The money was not “stolen” or “robbed” as claimed by Finance Minister Lim Guan Eng when he revealed the “missing” funds in the Dewan Rakyat in August last year.
“The Customs Department was expected to contribute a certain amount to the Treasury but when it was insufficient, the previous government used the refunds for its own expenditure,” a parliament source told The Malaysian Insight.
“Taxpayers were literally forced to lend the money to the government.”
PAC was tasked with looking into the case of the “missing” RM18 billion in GST refunds after Lim revealed that only RM1.486 billion remained in an account dedicated to GST refunds.
The amount was insufficient to cover the RM19.4 billion owed to taxpayers.
Of the amount, RM9.2 billion was for refunds owing for 2018, RM6.8 billion (2017), RM2.8 billion (2016) and RM600 million (2015). GST began on April 1, 2014.
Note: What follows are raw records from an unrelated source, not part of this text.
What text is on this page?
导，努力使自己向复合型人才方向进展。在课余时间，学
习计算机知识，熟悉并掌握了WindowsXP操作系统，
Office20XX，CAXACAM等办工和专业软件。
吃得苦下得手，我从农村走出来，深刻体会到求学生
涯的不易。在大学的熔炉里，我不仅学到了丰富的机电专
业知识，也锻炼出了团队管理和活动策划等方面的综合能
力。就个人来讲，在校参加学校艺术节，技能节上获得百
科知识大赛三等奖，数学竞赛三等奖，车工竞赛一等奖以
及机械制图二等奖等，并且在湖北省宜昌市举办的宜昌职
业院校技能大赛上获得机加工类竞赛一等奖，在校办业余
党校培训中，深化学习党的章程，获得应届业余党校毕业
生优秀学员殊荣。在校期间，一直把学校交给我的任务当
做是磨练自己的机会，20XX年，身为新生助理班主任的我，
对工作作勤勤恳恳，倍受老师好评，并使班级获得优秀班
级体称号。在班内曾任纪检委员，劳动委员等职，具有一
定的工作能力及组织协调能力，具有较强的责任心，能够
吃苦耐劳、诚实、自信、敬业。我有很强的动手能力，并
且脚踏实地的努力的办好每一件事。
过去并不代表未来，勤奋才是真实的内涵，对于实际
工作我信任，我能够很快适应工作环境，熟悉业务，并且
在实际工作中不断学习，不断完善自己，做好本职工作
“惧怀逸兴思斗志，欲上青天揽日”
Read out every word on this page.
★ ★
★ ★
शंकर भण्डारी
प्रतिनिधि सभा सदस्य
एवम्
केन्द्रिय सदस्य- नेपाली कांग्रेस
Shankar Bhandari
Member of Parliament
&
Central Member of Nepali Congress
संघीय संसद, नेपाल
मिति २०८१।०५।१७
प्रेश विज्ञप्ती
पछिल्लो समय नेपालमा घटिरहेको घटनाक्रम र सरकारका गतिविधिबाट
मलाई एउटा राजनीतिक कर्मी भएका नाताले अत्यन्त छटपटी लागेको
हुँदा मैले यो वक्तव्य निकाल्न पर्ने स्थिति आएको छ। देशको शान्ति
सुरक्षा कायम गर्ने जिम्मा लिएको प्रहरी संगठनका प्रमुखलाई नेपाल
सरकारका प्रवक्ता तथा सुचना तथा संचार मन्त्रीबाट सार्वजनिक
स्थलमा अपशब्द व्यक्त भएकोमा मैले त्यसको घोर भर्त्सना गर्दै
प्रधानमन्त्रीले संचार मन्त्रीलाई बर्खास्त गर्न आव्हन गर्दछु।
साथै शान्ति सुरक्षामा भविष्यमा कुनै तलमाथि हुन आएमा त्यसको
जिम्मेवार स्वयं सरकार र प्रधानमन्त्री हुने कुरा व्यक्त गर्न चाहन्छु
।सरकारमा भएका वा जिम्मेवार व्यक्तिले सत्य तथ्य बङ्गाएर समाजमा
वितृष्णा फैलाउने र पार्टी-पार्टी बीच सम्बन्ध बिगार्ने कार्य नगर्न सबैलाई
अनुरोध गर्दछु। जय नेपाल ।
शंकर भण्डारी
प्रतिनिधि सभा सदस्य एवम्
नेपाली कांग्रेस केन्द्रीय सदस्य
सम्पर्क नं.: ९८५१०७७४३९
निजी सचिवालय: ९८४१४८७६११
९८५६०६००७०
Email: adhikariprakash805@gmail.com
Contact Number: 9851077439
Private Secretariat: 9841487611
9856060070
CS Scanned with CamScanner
PAC chairman Dr Noraini Ahmad yesterday said the committee’s report on the GST refunds would be tabled in the Dewan Rakyat next Tuesday and made available to the public on the Parliament website.
As a result of the missing GST refunds, the new government included a one-off special dividend of RM30 billion from Petronas to facilitate the tax refunds in Budget 2019.
Lim’s revelations prompted PAC to start a probe into where the money had gone.
PAC originally planned to table its report last November and then again in the last sitting but after a change of chairman from Ronald Kiandee to Noraini, it was announced that the report will be tabled in the current sitting.
“PAC also had to recall some of the people interviewed last year due to the change in members,” another source said.
“Another reason for the delay was due to the recommendations. One or two members could not agree on that and wanted to insert something about how the government handles future shortfalls.
“But that was out of PAC’s term of reference. The report should be finalised tomorrow,” said the source.
In the course of the investigations, PAC interviewed Lim, former auditor-general Madinah Mohamad and director-general of Customs Subromaniam Tholasy.
Lim’s statement in the Dewan Rakyat last August, where he used the word “merompak” (robbed) to accuse BN of being responsible for the missing funds, led to Rembau MP Khairy Jamaluddin lodging a police report over the finance minister’s claim.
Police also recorded Lim’s statement.